SoftBank hired Ralf Wenzel, the founder of the food delivery company Foodpanda, as the C.E.O. of its Latin American joint ventures arm.
The speed read
• Vice agreed to buy Refinery29, the online women’s lifestyle publication, for $400 million. (NYT)
• BlackRock has reportedly held talks with Tencent of China about a potential partnership that would help it enter the Chinese market. (WSJ)
• The cybersecurity company FireEye has reportedly hired Goldman Sachs to help it consider a sale of itself. (Reuters)
• Blackstone agreed to buy 65 percent of the indoor water parks operator Great Wolf from Centerbridge in a deal that values the company at $2.9 billion. (WSJ)
Trump impeachment inquiry
• House Democrats moved to subpoena the White House over the Ukraine scandal, prompting angry blowback from President Trump. (NYT)
• The Ukraine whistle-blower asked an aide to Representative Adam Schiff, the chairman of the House Intelligence Committee, for advice on how to proceed. (NYT)
Politics and policy
• The federal government now guarantees $7 trillion worth of mortgage-related debt, 33 percent more than it did before the housing crisis. (WaPo)

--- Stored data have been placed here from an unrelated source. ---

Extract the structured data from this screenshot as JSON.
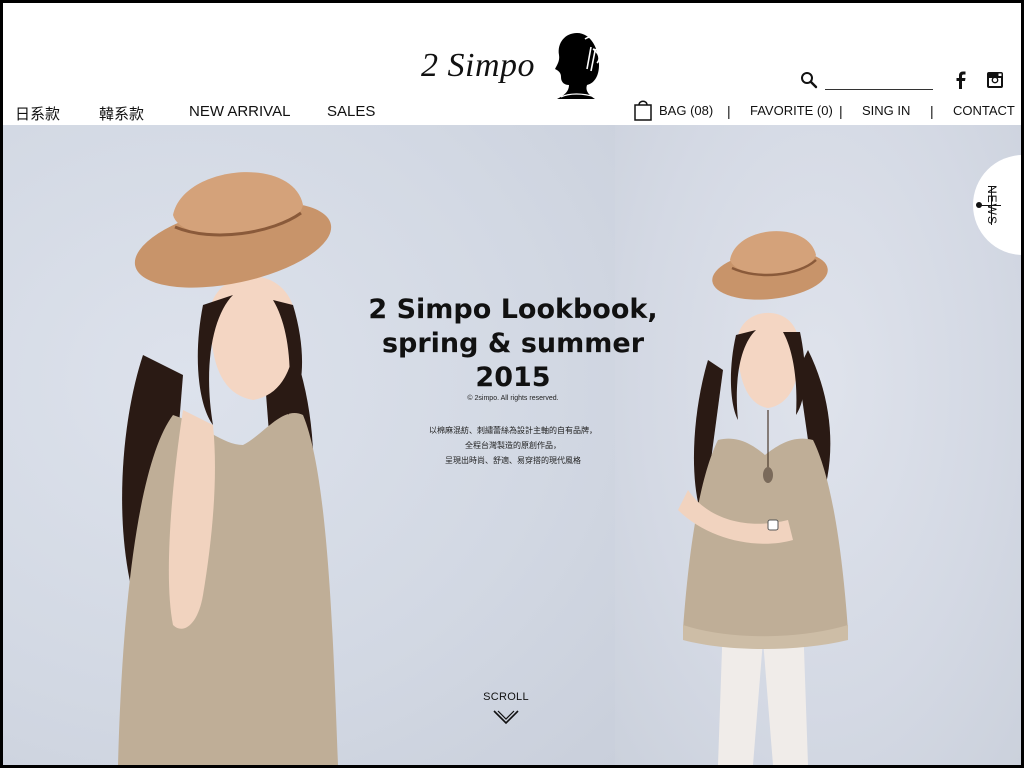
{
  "brand": {
    "logo_text": "2 Simpo"
  },
  "nav_left": [
    {
      "label": "日系款"
    },
    {
      "label": "韓系款"
    },
    {
      "label": "NEW ARRIVAL"
    },
    {
      "label": "SALES"
    }
  ],
  "nav_right": {
    "bag": "BAG (08)",
    "favorite": "FAVORITE (0)",
    "signin": "SING IN",
    "contact": "CONTACT",
    "separator": "|"
  },
  "search": {
    "value": "",
    "placeholder": ""
  },
  "social": {
    "facebook_icon": "facebook-icon",
    "instagram_icon": "instagram-icon"
  },
  "hero": {
    "title_lines": [
      "2 Simpo Lookbook,",
      "spring & summer",
      "2015"
    ],
    "copyright": "© 2simpo. All rights reserved.",
    "description_lines": [
      "以棉麻混紡、刺繡蕾絲為設計主軸的自有品牌，",
      "全程台灣製造的原創作品，",
      "呈現出時尚、舒適、易穿搭的現代風格"
    ],
    "scroll_label": "SCROLL"
  },
  "news_tab": {
    "label": "NEWS"
  },
  "colors": {
    "background": "#ffffff",
    "text": "#111111",
    "hero_bg": "#d4d9e4",
    "dress": "#bfae97",
    "hat": "#c8946a",
    "hair": "#2a1a14"
  }
}
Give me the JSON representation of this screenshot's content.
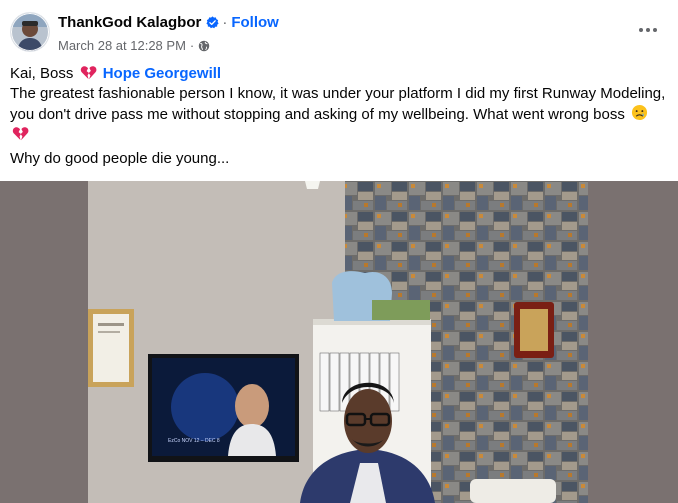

• Senator Bernie Sanders was hospitalized yesterday after treatment for blockage of an artery, raising uncertainty about his presidential campaign. (NYT)
• The C.E.O. of the German insurer Allianz bitterly criticized the European Central Bank’s easy-money policy. (FT)
• Prime Minister Boris Johnson of Britain presented a new plan to leave the E.U. by the end of the month. (NYT)
• Start-ups like Rhino could let renters lease apartments without a security deposit. (NYT)
• Apple’s C.E.O., Tim Cook, publicly criticized President Trump’s decision to end DACA, the program to help young undocumented immigrants. (CNBC)
• Uber is reportedly set to open Uber Works in Chicago, a program that will match temporary workers with businesses that need to fill gaps. (FT)
• Postmates and DoorDash want to deliver groceries rather than just restaurant meal orders. (WSJ)
• Google is rolling out Incognito mode for Maps. (Gizmodo)
Best of the rest
• Federal prosecutors have reportedly begun an investigation into U.S.A. Swimming over its business practices and accusations that the organization stifled sexual abuse claims. (WSJ)
• AdvoCare, which used sports stars to market its health products, agreed to pay $150 million to settle charges by the F.T.C. that it was a pyramid scheme. (NYT)
• The spying scandal at Credit Suisse has cast a pall over Tidjane Thiam, the Swiss bank’s C.E.O. (WSJ)
• Doctors at the Mayo Clinic say that lung damage in patients with vaping-related illnesses resembles a chemical burn. (NYT)
Thanks for reading! We’ll see you tomorrow.